青森県中南地域県民局は8日、リンゴ黒星病の発生源となる越冬落葉の処理を省力化するため、県産業技術センターりんご研究所(黒石市)や農業機械メーカーなどが共同開発している「落葉収集機」の実演会を弘前市のリンゴ園地で行った。乗用草刈り機でけん引し、地面に張り付いた落ち葉をかき集める仕組みで、実用化は来春の見込み。

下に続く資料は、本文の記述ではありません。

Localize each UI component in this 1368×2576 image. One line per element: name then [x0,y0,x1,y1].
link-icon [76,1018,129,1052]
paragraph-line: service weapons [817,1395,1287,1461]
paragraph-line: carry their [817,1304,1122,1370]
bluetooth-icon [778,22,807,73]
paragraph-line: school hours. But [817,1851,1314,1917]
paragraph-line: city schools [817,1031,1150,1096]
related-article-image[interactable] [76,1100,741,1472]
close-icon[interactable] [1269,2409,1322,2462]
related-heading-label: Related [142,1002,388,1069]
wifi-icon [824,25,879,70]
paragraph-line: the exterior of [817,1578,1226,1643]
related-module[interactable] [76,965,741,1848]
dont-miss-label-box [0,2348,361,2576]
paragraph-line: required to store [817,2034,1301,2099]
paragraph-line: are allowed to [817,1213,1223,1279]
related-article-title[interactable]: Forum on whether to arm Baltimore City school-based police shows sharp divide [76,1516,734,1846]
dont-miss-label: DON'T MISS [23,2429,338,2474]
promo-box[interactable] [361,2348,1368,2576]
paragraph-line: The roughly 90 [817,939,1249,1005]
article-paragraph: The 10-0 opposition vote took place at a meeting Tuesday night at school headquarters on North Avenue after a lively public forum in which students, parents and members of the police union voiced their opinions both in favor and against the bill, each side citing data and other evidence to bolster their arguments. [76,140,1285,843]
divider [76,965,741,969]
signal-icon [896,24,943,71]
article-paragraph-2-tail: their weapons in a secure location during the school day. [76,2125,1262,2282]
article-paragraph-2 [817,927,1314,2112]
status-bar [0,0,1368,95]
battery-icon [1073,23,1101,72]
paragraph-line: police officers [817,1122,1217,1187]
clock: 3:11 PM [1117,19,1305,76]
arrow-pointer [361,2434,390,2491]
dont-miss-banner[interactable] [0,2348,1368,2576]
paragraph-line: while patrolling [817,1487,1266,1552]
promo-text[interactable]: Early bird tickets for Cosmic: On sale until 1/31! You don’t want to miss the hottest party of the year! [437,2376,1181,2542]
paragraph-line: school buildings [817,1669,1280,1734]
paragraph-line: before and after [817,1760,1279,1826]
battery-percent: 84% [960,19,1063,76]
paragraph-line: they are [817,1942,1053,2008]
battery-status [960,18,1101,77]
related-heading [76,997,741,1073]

 黒星病は葉や果実に黒い斑点が出る病気。昨年度の発生は抑えたものの2016年以降、県内各地で多発傾向にある。被害に遭った葉を除去したり、すき込んだりする「耕種的防除」が重要だが、労働力確保が課題となっている。

 実演は同市相馬地区の田澤敬さん(40)の園地で行った。「オーレック」(本社福岡県)の担当者が、でこぼこのある園地に対応し、果樹の枝下も通れるよう開発した落葉収集機を披露した。収集エリアを3回程度走行すると大部分の落ち葉が除去でき、同研究所などの実証結果によると手作業に比べ作業能率は約30倍という。

 実演の様子を見た田澤さんは「人の手で集めるより、すごく楽になりそうだ」と評価。同社は来春にも、20万〜30万円ほどで販売したいとしている。

 国は昨年、治療効果もある新たな防除薬剤を登録した。同県民局地域農林水産部の熊谷泰治次長は「楽観視はできない。薬剤だけに頼らず、耕種的防除も行ってほしい」と呼び掛けた。